-->

Refleksi 130 : Mengoreksi Orang Lain dalam Kasih

 

Refleksi Harian Tentang

Kerahiman Ilahi

365 Hari bersama Santa Faustina

 


Refleksi 130 : Mengoreksi Orang Lain dalam Kasih 

Ada sedikit keraguan bahwa masing-masing dari kita akan menghadapi, dari waktu ke waktu, dosa orang lain. Bisa dalam kata-kata mereka, tindakan atau kelalaian dari apa yang seharusnya mereka lakukan. 

Dosa menyakitkan dan membutuhkan koreksi. Sangat sering, ketika kita berdosa, kita cenderung marah. Tetapi kemarahan yang kita miliki tidak selalu “kemarahan suci” dan oleh karena itu, tidak selalu dari Tuhan. 

Kita dapat dengan mudah membiarkan harga diri kita yang terluka menjadi sumber koreksi yang keras, atau bahkan halus, terhadap orang lain. Ini, kemudian, menjadi kita dosa. Tetapi dosa harus dihadapi dan Tuhan akan, kadang-kadang, memanggil kita untuk mengoreksi orang lain. Koreksi kita bahkan mungkin parah.

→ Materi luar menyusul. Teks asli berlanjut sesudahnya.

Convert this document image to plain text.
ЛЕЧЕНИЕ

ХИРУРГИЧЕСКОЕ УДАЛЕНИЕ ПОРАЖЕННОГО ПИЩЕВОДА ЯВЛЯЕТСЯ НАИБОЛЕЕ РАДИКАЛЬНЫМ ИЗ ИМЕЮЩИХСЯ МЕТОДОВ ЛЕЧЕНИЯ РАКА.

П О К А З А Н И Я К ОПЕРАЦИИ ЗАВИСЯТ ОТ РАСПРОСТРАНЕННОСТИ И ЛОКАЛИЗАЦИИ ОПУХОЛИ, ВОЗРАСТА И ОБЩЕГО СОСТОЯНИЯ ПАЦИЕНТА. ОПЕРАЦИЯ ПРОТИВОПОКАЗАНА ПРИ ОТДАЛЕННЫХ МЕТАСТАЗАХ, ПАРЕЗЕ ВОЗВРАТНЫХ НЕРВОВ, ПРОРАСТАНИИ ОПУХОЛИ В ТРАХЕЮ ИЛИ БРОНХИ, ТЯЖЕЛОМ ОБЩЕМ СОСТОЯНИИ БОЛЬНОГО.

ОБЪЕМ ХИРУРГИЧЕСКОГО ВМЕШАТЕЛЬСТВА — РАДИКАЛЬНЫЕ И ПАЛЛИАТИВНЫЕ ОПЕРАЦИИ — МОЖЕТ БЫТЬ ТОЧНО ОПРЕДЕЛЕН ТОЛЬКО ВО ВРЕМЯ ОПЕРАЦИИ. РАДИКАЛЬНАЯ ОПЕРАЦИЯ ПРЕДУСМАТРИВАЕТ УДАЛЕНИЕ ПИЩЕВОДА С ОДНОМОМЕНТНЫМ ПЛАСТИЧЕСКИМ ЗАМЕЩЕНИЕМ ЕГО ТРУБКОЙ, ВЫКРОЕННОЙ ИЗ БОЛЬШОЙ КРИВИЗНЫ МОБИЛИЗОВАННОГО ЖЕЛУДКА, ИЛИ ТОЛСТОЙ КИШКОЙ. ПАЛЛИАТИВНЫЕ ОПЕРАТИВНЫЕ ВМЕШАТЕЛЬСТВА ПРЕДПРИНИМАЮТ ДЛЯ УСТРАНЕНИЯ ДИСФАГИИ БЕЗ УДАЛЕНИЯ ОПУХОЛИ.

Tetapi ketika itu datang dari kekudusan Tuhan, menginspirasi dan membimbing kita, koreksi kita terhadap orang lain tidak akan melukai mereka, itu akan menjadi tindakan Belas Kasih. 

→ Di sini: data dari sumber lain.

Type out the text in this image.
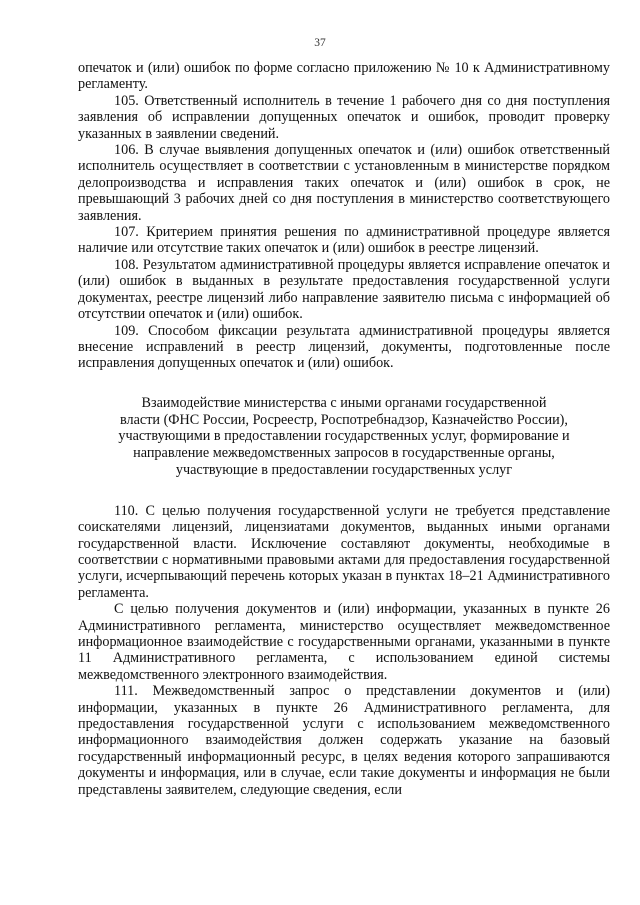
37

опечаток и (или) ошибок по форме согласно приложению № 10 к Административному регламенту.

105. Ответственный исполнитель в течение 1 рабочего дня со дня поступления заявления об исправлении допущенных опечаток и ошибок, проводит проверку указанных в заявлении сведений.

106. В случае выявления допущенных опечаток и (или) ошибок ответственный исполнитель осуществляет в соответствии с установленным в министерстве порядком делопроизводства и исправления таких опечаток и (или) ошибок в срок, не превышающий 3 рабочих дней со дня поступления в министерство соответствующего заявления.

107. Критерием принятия решения по административной процедуре является наличие или отсутствие таких опечаток и (или) ошибок в реестре лицензий.

108. Результатом административной процедуры является исправление опечаток и (или) ошибок в выданных в результате предоставления государственной услуги документах, реестре лицензий либо направление заявителю письма с информацией об отсутствии опечаток и (или) ошибок.

109. Способом фиксации результата административной процедуры является внесение исправлений в реестр лицензий, документы, подготовленные после исправления допущенных опечаток и (или) ошибок.

Взаимодействие министерства с иными органами государственной
власти (ФНС России, Росреестр, Роспотребнадзор, Казначейство России),
участвующими в предоставлении государственных услуг, формирование и
направление межведомственных запросов в государственные органы,
участвующие в предоставлении государственных услуг

110. С целью получения государственной услуги не требуется представление соискателями лицензий, лицензиатами документов, выданных иными органами государственной власти. Исключение составляют документы, необходимые в соответствии с нормативными правовыми актами для предоставления государственной услуги, исчерпывающий перечень которых указан в пунктах 18–21 Административного регламента.

С целью получения документов и (или) информации, указанных в пункте 26 Административного регламента, министерство осуществляет межведомственное информационное взаимодействие с государственными органами, указанными в пункте 11 Административного регламента, с использованием единой системы межведомственного электронного взаимодействия.

111. Межведомственный запрос о представлении документов и (или) информации, указанных в пункте 26 Административного регламента, для предоставления государственной услуги с использованием межведомственного информационного взаимодействия должен содержать указание на базовый государственный информационный ресурс, в целях ведения которого запрашиваются документы и информация, или в случае, если такие документы и информация не были представлены заявителем, следующие сведения, если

Mereka mungkin membutuhkan kekerasan, dan Tuhan mungkin mengilhami kita untuk menjadi keras, tetapi kita harus selalu berhati-hati bahwa apa yang kita persembahkan pada akhirnya mengalir dari Kerahiman Tuhan (Lihat Buku Harian #633). 

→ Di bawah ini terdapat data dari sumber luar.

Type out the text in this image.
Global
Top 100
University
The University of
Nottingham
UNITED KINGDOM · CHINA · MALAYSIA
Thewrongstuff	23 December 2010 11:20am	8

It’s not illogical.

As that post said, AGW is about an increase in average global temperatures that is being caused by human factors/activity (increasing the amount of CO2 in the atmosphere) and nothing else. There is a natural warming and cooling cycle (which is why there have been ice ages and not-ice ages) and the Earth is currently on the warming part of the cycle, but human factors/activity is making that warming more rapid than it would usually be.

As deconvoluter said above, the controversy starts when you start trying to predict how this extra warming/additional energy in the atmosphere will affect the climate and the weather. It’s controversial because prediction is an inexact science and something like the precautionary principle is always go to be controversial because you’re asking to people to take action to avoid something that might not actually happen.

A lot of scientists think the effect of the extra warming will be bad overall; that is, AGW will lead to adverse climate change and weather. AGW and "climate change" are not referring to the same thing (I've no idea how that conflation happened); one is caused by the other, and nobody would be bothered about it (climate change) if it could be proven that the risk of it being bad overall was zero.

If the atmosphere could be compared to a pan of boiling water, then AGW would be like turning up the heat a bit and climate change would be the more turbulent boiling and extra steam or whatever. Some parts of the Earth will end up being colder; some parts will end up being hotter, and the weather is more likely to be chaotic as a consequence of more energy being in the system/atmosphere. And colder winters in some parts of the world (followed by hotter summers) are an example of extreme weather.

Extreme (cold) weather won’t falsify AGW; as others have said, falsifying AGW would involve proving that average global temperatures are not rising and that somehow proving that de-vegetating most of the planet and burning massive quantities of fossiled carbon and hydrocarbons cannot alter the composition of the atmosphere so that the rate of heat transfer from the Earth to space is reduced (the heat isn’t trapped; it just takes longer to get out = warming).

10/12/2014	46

Buku Harian Santa Faustina 

(633) Aku sangat heran bagaimana orang dapat sedemikian iri hati. Apabila aku melihat kebaikan orang lain, aku bersukacita karenanya seolah-olah itu juga merupakan kebaikanku. Sukacita orang lain adalah sukacitaku, dan penderitaan orang lain adalah penderitaanku; kalau tidak, aku tidak akan berani menyatukan diri dengan Tuhan Yesus. Roh Yesus selalu sederhana, lemah lembut, dan tulus; segala kedengkian, kecemburuan, dan kemunafikan yang diselubungi dengan senyum kehendak baik adalah setan-setan kecil yang licik. Perkataan keras yang mengalir dari kasih yang tulus tidak pernah melukai hati. (BHSF #633) 

Renungan

Renungkan setiap momen pertengkaran yang anda temui akhir-akhir ini.

 

Apakah kata-kata yang diucapkan, atau tindakan yang dilakukan lebih didasarkan pada emosi yang tidak sehat daripada cinta?

 

Periksa bagaimana anda bereaksi ketika disakiti oleh orang lain. 


Apakah anda memandang mereka dengan Kerahiman dan berusaha menawarkan Kerahiman Tuhan, bahkan jika itu harus datang, pada saat itu, dalam bentuk teguran suci?

 

Jangan takut untuk membiarkan Tuhan menggunakan anda untuk menawarkan bentuk Rahmat ini. Mungkin sulit untuk membedakan dari dosa kemarahan, tetapi kita harus berusaha untuk mempersembahkan Kerahiman ini demi kebaikan mereka yang dipanggil untuk kita kasihi.

 


Doa 

Tuhan, aku mempersembahkan diriku kepada-Mu agar Engkau dapat menggunakanku sebagai alat Kerahiman Ilahi-Mu. Ketika aku berdosa, bantu aku untuk segera mengampuni. Tetapi bantu aku juga, untuk mengetahui cara terbaik untuk mengatasi dosa orang lain. Bantu aku untuk mengetahui bagaimana menawarkan koreksi dalam kasih untuk kebaikan mereka. Beri aku keberanian dan kebijaksanaan, Tuhan terkasih, dan gunakan aku seperti yang Engkau kehendaki. Yesus, Engkau andalanku.